Cette directive est malheureusement bien loin d’être suffisante. En effet, bien que, dans le cas de la manipulation de mineurs sur internet, l’intention criminelle soit souvent de commettre un abus sexuel, le leurre et la manipulation de mineurs peuvent avoir différentes finalités. Le cyberprédateur peut manipuler sa proie en vue d’une agression sexuelle, d’exhibitionnisme, de pornographie juvénile, de proxénétisme mais également en vue d’un enlèvement, d’une agression physique, d’une incitation à la haine, d’un recrutement à des fins terroristes, d’un recrutement sectaire, d’un détournement de données personnelles ou de celles de ses parents, etc.

La cyberprédation recouvre l’utilisation d’Internet dans le but de communiquer en ligne avec des jeunes d’âge mineur et de les manipuler dans un but criminel.

Les cyberprédateurs utilisent plusieurs ruses pour entrer en contact avec les mineurs sur Internet. Ils se créent notamment de fausses identités pour participer à des discussions sur les forums et les réseaux sociaux.

C’est pourquoi, tout comme l’ont déjà fait le Canada, les États-Unis et la Belgique, il serait également opportun que l’UE adopte une directive demandant au États membres de prendre les mesures nécessaires pour que toute forme de cyberprédation soit punissable et non uniquement celles à des fins sexuelles.   

Je voudrais profiter de l’occasion que nous offrele 25ème anniversaire de la Convention sur les Droits de l’Enfant pour passer un message : il reste beaucoup à faire !  Nous devons trouver les moyens de protéger les mineurs sur internet tout en leur laissant une grande liberté d’utilisation.
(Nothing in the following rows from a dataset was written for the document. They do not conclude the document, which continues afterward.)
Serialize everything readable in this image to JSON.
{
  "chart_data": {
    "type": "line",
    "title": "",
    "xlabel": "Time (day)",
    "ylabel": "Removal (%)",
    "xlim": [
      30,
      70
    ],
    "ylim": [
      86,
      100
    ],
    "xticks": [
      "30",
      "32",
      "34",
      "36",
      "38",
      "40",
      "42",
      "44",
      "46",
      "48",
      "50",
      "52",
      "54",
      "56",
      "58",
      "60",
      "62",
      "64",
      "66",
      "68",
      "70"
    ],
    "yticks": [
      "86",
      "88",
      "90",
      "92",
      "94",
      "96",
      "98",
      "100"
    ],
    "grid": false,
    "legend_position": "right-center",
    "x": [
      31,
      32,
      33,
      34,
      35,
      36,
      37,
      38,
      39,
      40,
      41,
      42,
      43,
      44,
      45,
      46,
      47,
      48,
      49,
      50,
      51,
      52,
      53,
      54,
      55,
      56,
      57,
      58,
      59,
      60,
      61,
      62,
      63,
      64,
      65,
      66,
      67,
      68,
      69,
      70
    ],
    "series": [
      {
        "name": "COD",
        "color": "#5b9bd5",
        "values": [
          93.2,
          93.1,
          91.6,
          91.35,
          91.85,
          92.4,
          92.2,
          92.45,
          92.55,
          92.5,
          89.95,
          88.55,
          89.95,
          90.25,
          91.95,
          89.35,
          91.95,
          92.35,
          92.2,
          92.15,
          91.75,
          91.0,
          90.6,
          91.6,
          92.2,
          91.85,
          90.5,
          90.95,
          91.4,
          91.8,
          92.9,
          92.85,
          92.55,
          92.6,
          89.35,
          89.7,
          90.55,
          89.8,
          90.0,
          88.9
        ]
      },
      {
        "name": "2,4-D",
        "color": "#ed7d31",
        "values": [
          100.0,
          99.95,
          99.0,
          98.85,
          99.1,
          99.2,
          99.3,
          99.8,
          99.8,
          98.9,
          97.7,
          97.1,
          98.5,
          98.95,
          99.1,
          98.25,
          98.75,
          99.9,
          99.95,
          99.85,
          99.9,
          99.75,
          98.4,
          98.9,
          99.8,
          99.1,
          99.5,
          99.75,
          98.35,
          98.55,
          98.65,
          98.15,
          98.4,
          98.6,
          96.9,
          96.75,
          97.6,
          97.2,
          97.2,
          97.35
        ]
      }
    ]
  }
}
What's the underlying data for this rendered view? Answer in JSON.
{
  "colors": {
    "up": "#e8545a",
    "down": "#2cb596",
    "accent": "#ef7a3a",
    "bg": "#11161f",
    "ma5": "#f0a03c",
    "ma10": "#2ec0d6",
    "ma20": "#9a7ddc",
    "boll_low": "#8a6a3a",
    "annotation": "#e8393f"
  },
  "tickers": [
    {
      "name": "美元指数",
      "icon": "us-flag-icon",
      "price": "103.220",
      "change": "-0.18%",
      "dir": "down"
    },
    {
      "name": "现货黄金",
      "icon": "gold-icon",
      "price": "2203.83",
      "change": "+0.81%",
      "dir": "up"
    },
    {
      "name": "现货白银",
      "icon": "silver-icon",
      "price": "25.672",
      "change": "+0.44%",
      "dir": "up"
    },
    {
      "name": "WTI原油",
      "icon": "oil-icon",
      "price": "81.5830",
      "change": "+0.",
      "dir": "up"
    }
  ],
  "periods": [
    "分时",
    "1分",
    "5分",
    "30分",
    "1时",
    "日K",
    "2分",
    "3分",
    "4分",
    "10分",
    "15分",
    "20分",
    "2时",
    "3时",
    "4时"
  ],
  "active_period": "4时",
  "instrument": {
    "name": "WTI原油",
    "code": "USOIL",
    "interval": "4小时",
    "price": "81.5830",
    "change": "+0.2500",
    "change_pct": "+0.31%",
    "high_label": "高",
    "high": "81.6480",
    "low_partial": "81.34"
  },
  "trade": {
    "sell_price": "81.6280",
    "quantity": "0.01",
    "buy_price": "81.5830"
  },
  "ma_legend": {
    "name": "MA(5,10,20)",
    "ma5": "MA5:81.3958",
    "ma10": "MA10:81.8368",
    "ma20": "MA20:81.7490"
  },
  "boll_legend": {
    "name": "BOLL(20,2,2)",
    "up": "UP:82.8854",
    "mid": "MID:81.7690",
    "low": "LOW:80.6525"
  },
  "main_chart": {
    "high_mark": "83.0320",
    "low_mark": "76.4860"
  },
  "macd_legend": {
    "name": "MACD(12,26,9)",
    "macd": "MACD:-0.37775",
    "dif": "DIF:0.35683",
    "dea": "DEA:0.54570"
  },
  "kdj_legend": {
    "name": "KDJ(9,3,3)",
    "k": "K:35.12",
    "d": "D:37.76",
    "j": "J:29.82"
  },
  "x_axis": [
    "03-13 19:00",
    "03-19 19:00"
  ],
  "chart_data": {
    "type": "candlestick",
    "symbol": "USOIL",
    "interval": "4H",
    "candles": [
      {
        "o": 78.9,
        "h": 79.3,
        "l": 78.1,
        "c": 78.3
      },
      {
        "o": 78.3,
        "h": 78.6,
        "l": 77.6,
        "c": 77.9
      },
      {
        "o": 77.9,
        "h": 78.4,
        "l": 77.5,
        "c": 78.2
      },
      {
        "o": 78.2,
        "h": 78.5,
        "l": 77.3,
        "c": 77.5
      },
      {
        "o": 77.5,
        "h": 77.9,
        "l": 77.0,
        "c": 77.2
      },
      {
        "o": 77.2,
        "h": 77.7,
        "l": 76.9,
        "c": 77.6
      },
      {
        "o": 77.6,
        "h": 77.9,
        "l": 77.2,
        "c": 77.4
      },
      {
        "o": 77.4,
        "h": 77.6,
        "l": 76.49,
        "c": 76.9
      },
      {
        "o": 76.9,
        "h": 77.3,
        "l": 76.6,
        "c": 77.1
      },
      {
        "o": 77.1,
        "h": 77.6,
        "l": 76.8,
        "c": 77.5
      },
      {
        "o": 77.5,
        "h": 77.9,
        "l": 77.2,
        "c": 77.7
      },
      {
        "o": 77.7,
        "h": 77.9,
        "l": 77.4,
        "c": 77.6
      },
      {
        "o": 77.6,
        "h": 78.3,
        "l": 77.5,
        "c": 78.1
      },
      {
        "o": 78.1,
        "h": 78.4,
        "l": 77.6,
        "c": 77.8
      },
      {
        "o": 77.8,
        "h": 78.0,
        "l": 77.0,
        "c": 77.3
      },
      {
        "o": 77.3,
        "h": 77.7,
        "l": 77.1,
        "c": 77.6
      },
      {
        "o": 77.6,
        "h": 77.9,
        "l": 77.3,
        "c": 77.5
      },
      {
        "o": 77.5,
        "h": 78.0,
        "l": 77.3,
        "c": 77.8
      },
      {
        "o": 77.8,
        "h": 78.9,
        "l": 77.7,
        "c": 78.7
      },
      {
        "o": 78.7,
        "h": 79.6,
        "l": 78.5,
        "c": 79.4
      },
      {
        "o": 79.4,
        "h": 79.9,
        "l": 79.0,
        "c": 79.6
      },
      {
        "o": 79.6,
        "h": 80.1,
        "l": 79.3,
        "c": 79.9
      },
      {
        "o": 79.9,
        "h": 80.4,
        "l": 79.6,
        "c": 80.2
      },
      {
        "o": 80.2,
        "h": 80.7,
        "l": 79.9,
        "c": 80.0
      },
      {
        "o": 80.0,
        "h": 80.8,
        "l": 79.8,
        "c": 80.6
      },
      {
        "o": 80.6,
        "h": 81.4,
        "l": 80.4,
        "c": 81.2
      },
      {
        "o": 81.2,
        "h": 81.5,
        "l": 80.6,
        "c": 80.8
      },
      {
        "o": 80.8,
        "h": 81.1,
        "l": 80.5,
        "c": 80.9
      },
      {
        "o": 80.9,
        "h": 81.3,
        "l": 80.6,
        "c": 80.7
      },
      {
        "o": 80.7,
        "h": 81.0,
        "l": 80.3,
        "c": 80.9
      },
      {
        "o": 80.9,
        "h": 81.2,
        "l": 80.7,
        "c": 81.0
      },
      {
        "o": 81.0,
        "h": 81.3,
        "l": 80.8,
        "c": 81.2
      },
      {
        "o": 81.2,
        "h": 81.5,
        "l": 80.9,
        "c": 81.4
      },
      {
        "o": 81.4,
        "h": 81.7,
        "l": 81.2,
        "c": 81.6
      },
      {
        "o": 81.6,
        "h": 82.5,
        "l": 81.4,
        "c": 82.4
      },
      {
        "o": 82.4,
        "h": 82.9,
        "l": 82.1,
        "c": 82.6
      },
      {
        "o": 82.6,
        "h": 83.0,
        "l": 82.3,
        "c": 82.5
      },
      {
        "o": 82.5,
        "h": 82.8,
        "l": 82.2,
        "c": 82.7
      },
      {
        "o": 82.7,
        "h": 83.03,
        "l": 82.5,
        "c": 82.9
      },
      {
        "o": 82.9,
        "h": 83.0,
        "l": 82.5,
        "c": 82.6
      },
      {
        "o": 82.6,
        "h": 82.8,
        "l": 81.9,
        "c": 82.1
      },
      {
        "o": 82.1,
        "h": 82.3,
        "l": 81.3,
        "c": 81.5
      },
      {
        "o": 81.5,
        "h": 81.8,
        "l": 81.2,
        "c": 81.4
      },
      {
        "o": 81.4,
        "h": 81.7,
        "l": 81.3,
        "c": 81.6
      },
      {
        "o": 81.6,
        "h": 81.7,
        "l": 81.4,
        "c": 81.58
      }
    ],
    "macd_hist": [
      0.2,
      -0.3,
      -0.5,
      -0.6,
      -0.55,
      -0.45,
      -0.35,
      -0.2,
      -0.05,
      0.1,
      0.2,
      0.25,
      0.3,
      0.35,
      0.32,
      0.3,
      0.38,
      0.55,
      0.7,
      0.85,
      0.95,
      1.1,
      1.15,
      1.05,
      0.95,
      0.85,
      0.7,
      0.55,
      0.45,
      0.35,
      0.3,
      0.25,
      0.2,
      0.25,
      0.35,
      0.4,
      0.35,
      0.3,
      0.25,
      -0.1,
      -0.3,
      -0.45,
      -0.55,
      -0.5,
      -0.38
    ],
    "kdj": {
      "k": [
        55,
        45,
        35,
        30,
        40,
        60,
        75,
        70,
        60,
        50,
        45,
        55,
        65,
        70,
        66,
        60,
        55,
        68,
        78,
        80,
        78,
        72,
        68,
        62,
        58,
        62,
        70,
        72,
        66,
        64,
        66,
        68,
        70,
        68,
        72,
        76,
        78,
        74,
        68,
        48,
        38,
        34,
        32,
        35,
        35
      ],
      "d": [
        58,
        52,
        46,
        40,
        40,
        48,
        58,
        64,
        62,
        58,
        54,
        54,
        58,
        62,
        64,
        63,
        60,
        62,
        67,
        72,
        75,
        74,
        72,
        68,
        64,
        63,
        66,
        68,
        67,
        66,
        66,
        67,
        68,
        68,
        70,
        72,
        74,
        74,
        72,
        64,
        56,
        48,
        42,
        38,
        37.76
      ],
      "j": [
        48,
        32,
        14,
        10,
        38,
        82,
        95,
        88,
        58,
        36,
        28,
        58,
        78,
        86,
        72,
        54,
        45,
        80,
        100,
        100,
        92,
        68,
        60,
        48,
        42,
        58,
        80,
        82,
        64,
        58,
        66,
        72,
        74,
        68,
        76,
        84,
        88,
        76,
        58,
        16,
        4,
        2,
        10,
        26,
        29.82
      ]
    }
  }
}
Nous savons tous qu’ils sont nombreux à être en ligne et nous savons tous que le cyberespace est loin d’être un endroit sûr pour eux. Il y a certes la responsabilité parentale mais il est essentiel que l’UE ne ferme pas les yeux sur un problème majeur et qu’elle prenne les mesures de protection nécessaires pour que son espace de liberté, de sécurité et de justice puisse également s’appliquer à ses citoyens dans le cyberespace.